Esse vinho, ainda jovem, era, no mês de outubro, levado de navio à Inglaterra. A viagem demorava cerca de uma semana. Caso o vinho permanecesse nos depósitos de Bordeaux depois de dezembro, era trasfegado, colocado em barris novos e exportado na primavera. Conhecidos como reck, estes vinhos eram considerados de qualidade inferior e vendidos a um baixo preço. Além da Inglaterra, as exportações iam para Espanha, Alemanha e outras partes da França.

 

O sucesso dos vinhos franceses fez com que os vinicultores ingleses perdessem espaço e não demorou muito para que os vinhedos da Inglaterra fossem arrancados e dessem lugar a outras culturas.

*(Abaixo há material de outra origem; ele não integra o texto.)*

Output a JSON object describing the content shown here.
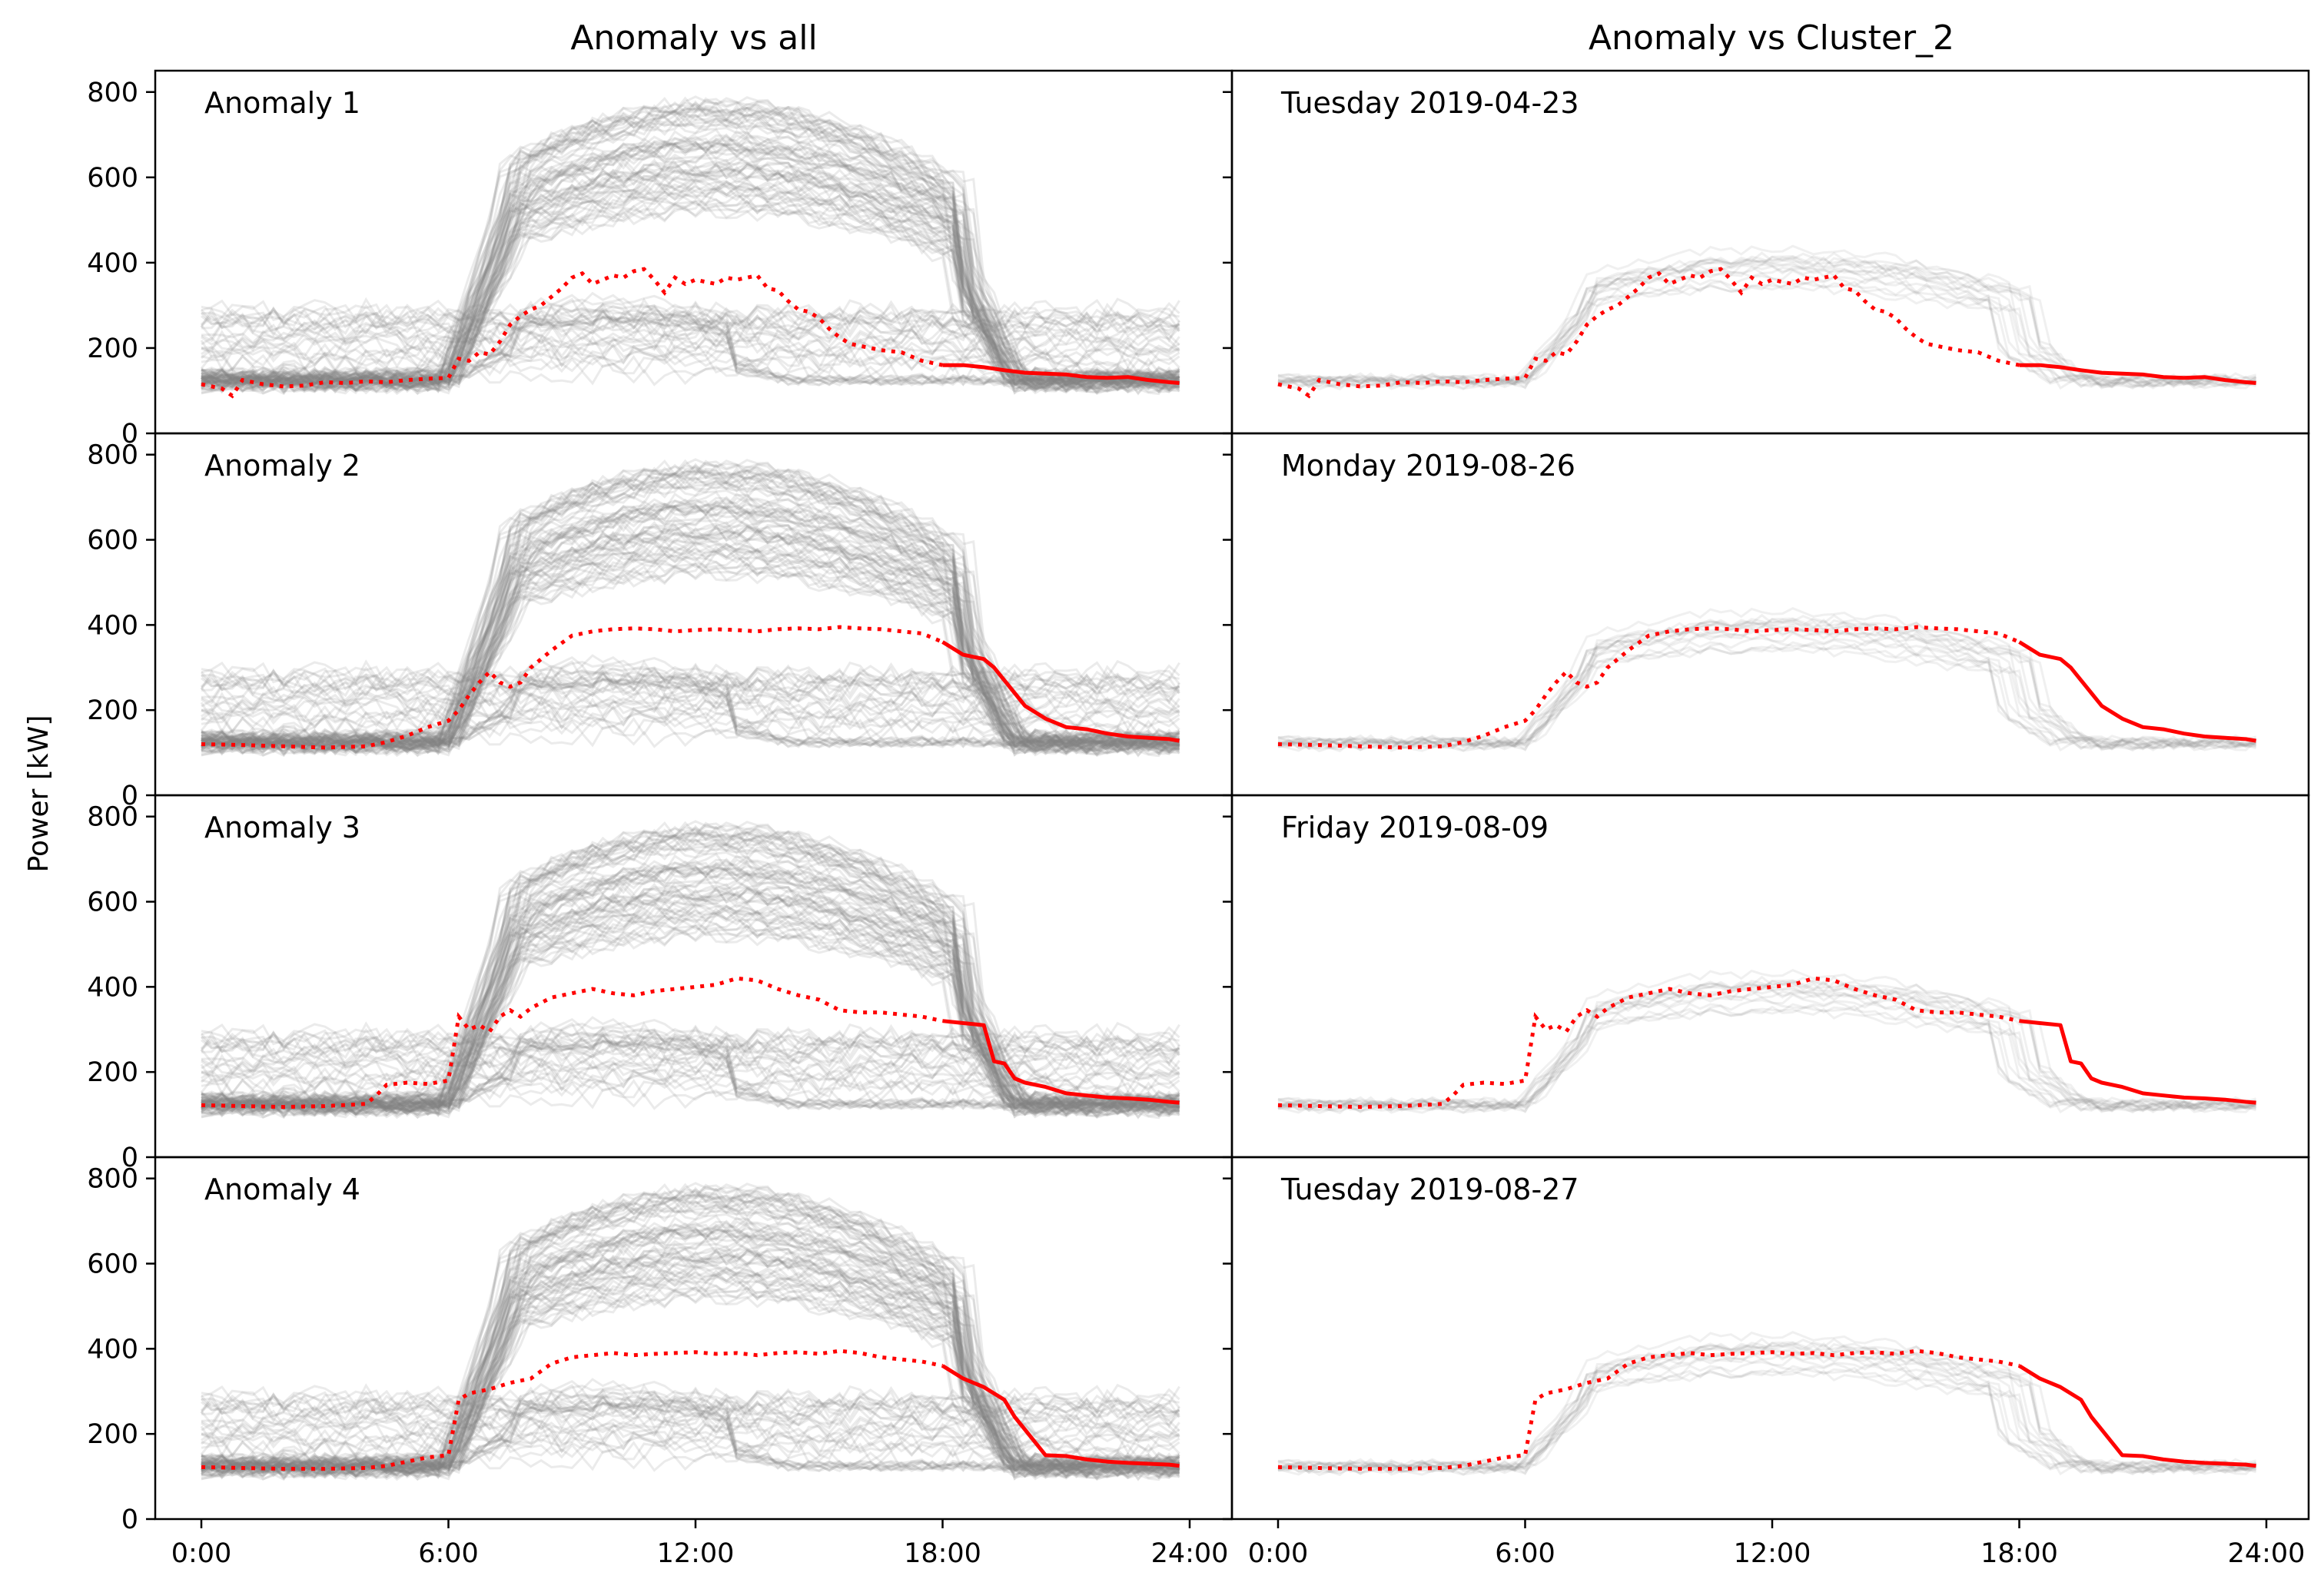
{
  "figure": {
    "column_titles": [
      "Anomaly vs all",
      "Anomaly vs Cluster_2"
    ],
    "ylabel": "Power [kW]"
  },
  "colors": {
    "background_curves": "#808080",
    "anomaly_curve": "#ff0000",
    "axes": "#000000"
  },
  "chart_data": [
    {
      "type": "line",
      "panel": "Anomaly 1",
      "column": "Anomaly vs all",
      "label": "Anomaly 1",
      "xlim": [
        0,
        24
      ],
      "ylim": [
        0,
        850
      ],
      "xticks": [
        0,
        6,
        12,
        18,
        24
      ],
      "xticklabels": [
        "0:00",
        "6:00",
        "12:00",
        "18:00",
        "24:00"
      ],
      "yticks": [
        0,
        200,
        400,
        600,
        800
      ],
      "background": "all",
      "series": [
        {
          "x": [
            0,
            0.5,
            0.75,
            1,
            1.5,
            2,
            2.5,
            3,
            3.5,
            4,
            4.5,
            5,
            5.5,
            6,
            6.25,
            6.5,
            6.75,
            7,
            7.25,
            7.5,
            7.75,
            8,
            8.25,
            8.5,
            8.75,
            9,
            9.25,
            9.5,
            9.75,
            10,
            10.25,
            10.5,
            10.75,
            11,
            11.25,
            11.5,
            11.75,
            12,
            12.25,
            12.5,
            12.75,
            13,
            13.25,
            13.5,
            13.75,
            14,
            14.25,
            14.5,
            14.75,
            15,
            15.25,
            15.5,
            15.75,
            16,
            16.5,
            17,
            17.5,
            18,
            18.5,
            19,
            19.5,
            20,
            20.5,
            21,
            21.5,
            22,
            22.5,
            23,
            23.5,
            23.75
          ],
          "y": [
            115,
            105,
            88,
            125,
            115,
            110,
            112,
            120,
            118,
            122,
            120,
            125,
            128,
            130,
            175,
            170,
            190,
            185,
            215,
            255,
            275,
            290,
            300,
            320,
            340,
            365,
            375,
            350,
            360,
            370,
            365,
            380,
            385,
            360,
            330,
            365,
            350,
            360,
            355,
            350,
            365,
            360,
            365,
            370,
            340,
            335,
            310,
            290,
            285,
            270,
            245,
            225,
            210,
            205,
            195,
            190,
            170,
            160,
            160,
            155,
            148,
            142,
            140,
            138,
            132,
            130,
            132,
            125,
            120,
            118
          ],
          "dotted_until_x": 18
        }
      ]
    },
    {
      "type": "line",
      "panel": "Anomaly 1 cluster",
      "column": "Anomaly vs Cluster_2",
      "label": "Tuesday 2019-04-23",
      "xlim": [
        0,
        24
      ],
      "ylim": [
        0,
        850
      ],
      "xticks": [
        0,
        6,
        12,
        18,
        24
      ],
      "xticklabels": [
        "0:00",
        "6:00",
        "12:00",
        "18:00",
        "24:00"
      ],
      "yticks": [
        0,
        200,
        400,
        600,
        800
      ],
      "background": "cluster",
      "series": [
        {
          "same_as_panel": 0,
          "dotted_until_x": 18
        }
      ]
    },
    {
      "type": "line",
      "panel": "Anomaly 2",
      "column": "Anomaly vs all",
      "label": "Anomaly 2",
      "xlim": [
        0,
        24
      ],
      "ylim": [
        0,
        850
      ],
      "xticks": [
        0,
        6,
        12,
        18,
        24
      ],
      "xticklabels": [
        "0:00",
        "6:00",
        "12:00",
        "18:00",
        "24:00"
      ],
      "yticks": [
        0,
        200,
        400,
        600,
        800
      ],
      "background": "all",
      "series": [
        {
          "x": [
            0,
            1,
            2,
            3,
            4,
            4.5,
            5,
            5.5,
            6,
            6.25,
            6.5,
            6.75,
            7,
            7.25,
            7.5,
            7.75,
            8,
            8.5,
            9,
            9.5,
            10,
            10.5,
            11,
            11.5,
            12,
            12.5,
            13,
            13.5,
            14,
            14.5,
            15,
            15.5,
            16,
            16.5,
            17,
            17.5,
            18,
            18.5,
            19,
            19.25,
            19.5,
            19.75,
            20,
            20.5,
            21,
            21.5,
            22,
            22.5,
            23,
            23.5,
            23.75
          ],
          "y": [
            120,
            118,
            115,
            112,
            115,
            125,
            140,
            160,
            175,
            200,
            235,
            265,
            290,
            265,
            255,
            265,
            300,
            340,
            375,
            385,
            390,
            392,
            390,
            385,
            388,
            390,
            388,
            385,
            390,
            392,
            390,
            395,
            392,
            390,
            385,
            380,
            360,
            330,
            320,
            300,
            270,
            240,
            210,
            180,
            160,
            155,
            145,
            138,
            135,
            132,
            128
          ],
          "dotted_until_x": 18
        }
      ]
    },
    {
      "type": "line",
      "panel": "Anomaly 2 cluster",
      "column": "Anomaly vs Cluster_2",
      "label": "Monday 2019-08-26",
      "xlim": [
        0,
        24
      ],
      "ylim": [
        0,
        850
      ],
      "xticks": [
        0,
        6,
        12,
        18,
        24
      ],
      "xticklabels": [
        "0:00",
        "6:00",
        "12:00",
        "18:00",
        "24:00"
      ],
      "yticks": [
        0,
        200,
        400,
        600,
        800
      ],
      "background": "cluster",
      "series": [
        {
          "same_as_panel": 2,
          "dotted_until_x": 18
        }
      ]
    },
    {
      "type": "line",
      "panel": "Anomaly 3",
      "column": "Anomaly vs all",
      "label": "Anomaly 3",
      "xlim": [
        0,
        24
      ],
      "ylim": [
        0,
        850
      ],
      "xticks": [
        0,
        6,
        12,
        18,
        24
      ],
      "xticklabels": [
        "0:00",
        "6:00",
        "12:00",
        "18:00",
        "24:00"
      ],
      "yticks": [
        0,
        200,
        400,
        600,
        800
      ],
      "background": "all",
      "series": [
        {
          "x": [
            0,
            1,
            2,
            3,
            4,
            4.25,
            4.5,
            5,
            5.5,
            6,
            6.25,
            6.5,
            6.75,
            7,
            7.25,
            7.5,
            7.75,
            8,
            8.5,
            9,
            9.5,
            10,
            10.5,
            11,
            11.5,
            12,
            12.5,
            13,
            13.5,
            14,
            14.5,
            15,
            15.5,
            16,
            16.5,
            17,
            17.5,
            18,
            18.5,
            19,
            19.25,
            19.5,
            19.75,
            20,
            20.5,
            21,
            21.5,
            22,
            22.5,
            23,
            23.5,
            23.75
          ],
          "y": [
            122,
            120,
            118,
            120,
            125,
            145,
            170,
            175,
            172,
            180,
            330,
            300,
            310,
            295,
            330,
            345,
            330,
            350,
            375,
            385,
            395,
            385,
            380,
            390,
            395,
            400,
            405,
            420,
            415,
            395,
            380,
            370,
            345,
            340,
            340,
            335,
            330,
            320,
            315,
            310,
            225,
            220,
            185,
            175,
            165,
            150,
            145,
            140,
            138,
            135,
            130,
            128
          ],
          "dotted_until_x": 18
        }
      ]
    },
    {
      "type": "line",
      "panel": "Anomaly 3 cluster",
      "column": "Anomaly vs Cluster_2",
      "label": "Friday 2019-08-09",
      "xlim": [
        0,
        24
      ],
      "ylim": [
        0,
        850
      ],
      "xticks": [
        0,
        6,
        12,
        18,
        24
      ],
      "xticklabels": [
        "0:00",
        "6:00",
        "12:00",
        "18:00",
        "24:00"
      ],
      "yticks": [
        0,
        200,
        400,
        600,
        800
      ],
      "background": "cluster",
      "series": [
        {
          "same_as_panel": 4,
          "dotted_until_x": 18
        }
      ]
    },
    {
      "type": "line",
      "panel": "Anomaly 4",
      "column": "Anomaly vs all",
      "label": "Anomaly 4",
      "xlim": [
        0,
        24
      ],
      "ylim": [
        0,
        850
      ],
      "xticks": [
        0,
        6,
        12,
        18,
        24
      ],
      "xticklabels": [
        "0:00",
        "6:00",
        "12:00",
        "18:00",
        "24:00"
      ],
      "yticks": [
        0,
        200,
        400,
        600,
        800
      ],
      "background": "all",
      "series": [
        {
          "x": [
            0,
            1,
            2,
            3,
            4,
            4.5,
            5,
            5.5,
            6,
            6.25,
            6.5,
            6.75,
            7,
            7.5,
            8,
            8.5,
            9,
            9.5,
            10,
            10.5,
            11,
            11.5,
            12,
            12.5,
            13,
            13.5,
            14,
            14.5,
            15,
            15.5,
            16,
            16.5,
            17,
            17.5,
            18,
            18.5,
            19,
            19.25,
            19.5,
            19.75,
            20,
            20.5,
            21,
            21.5,
            22,
            22.5,
            23,
            23.5,
            23.75
          ],
          "y": [
            122,
            120,
            118,
            118,
            120,
            125,
            135,
            145,
            150,
            280,
            295,
            300,
            305,
            320,
            330,
            365,
            380,
            385,
            390,
            385,
            388,
            390,
            392,
            388,
            390,
            385,
            390,
            392,
            388,
            395,
            390,
            380,
            375,
            370,
            360,
            330,
            310,
            295,
            280,
            240,
            210,
            150,
            148,
            140,
            135,
            132,
            130,
            128,
            125
          ],
          "dotted_until_x": 18
        }
      ]
    },
    {
      "type": "line",
      "panel": "Anomaly 4 cluster",
      "column": "Anomaly vs Cluster_2",
      "label": "Tuesday 2019-08-27",
      "xlim": [
        0,
        24
      ],
      "ylim": [
        0,
        850
      ],
      "xticks": [
        0,
        6,
        12,
        18,
        24
      ],
      "xticklabels": [
        "0:00",
        "6:00",
        "12:00",
        "18:00",
        "24:00"
      ],
      "yticks": [
        0,
        200,
        400,
        600,
        800
      ],
      "background": "cluster",
      "series": [
        {
          "same_as_panel": 6,
          "dotted_until_x": 18
        }
      ]
    }
  ]
}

Os Borgonha começaram a se impor na mesma época que os de Bordeaux, mas, na prática, não chegavam à Inglaterra. Em meados do século XIII, Bordeaux respondia por três quartos da adega real inglesa.

 

Porém, apesar do boom na viticultura, a região francesa sofreu com a peste negra, com as instabilidades políticas e com uma guerra entre a Inglaterra e a França. As exportações caíram consideravelmente durante esse período. A venda foi proibida aos inimigos, mas logo os franceses perceberam a importância do comércio vinícola para a economia de Bordeaux. E ao invés de proibir, impuseram um imposto sobre a bebida. O preço tornou-se duas vezes mais alto e essa foi uma brecha para que os vinhos do Mediterrâneo entrassem no mercado.
Contribuiu para isso também a deflagração da Guerra dos Cem Anos. Na última fase, em 1453, os ingleses retomaram a Normandia e a maior parte da França setentrional, Joana d’Arc surgiu com os atos heróicos e formou-se entre a Inglaterra e, sim, Borgonha, uma aliança que colocou os franceses numa situação desesperadora.

 

Coube à Borgonha decidir o desfecho. É bastante improvável, mas não deixa de ser divertido supor que a Borgonha foi a responsável pelo rompimento dos vínculos entre Bordeaux e Inglaterra. Em 1435, o duque Filipe ‘virou a casaca’ e os ingleses passaram à defensiva. Em 1438, os franceses devastaram os vinhedos, e a produção caiu de 80 mil toneladas por ano para 10 mil. O rompimento aconteceu por vários motivos: o descontentamento dos ingleses, as guerras religiosas e a quantidade cada vez maior de bons vinhos de outros países que não tinham tantos problemas…

 

Fontes: A História do Vinho, de Hugh Johnson; Uma Breve História do Vinho, de Rod Phillips; História da Alimentação, de Jean-Louis Flandrin e Massimo Montanari.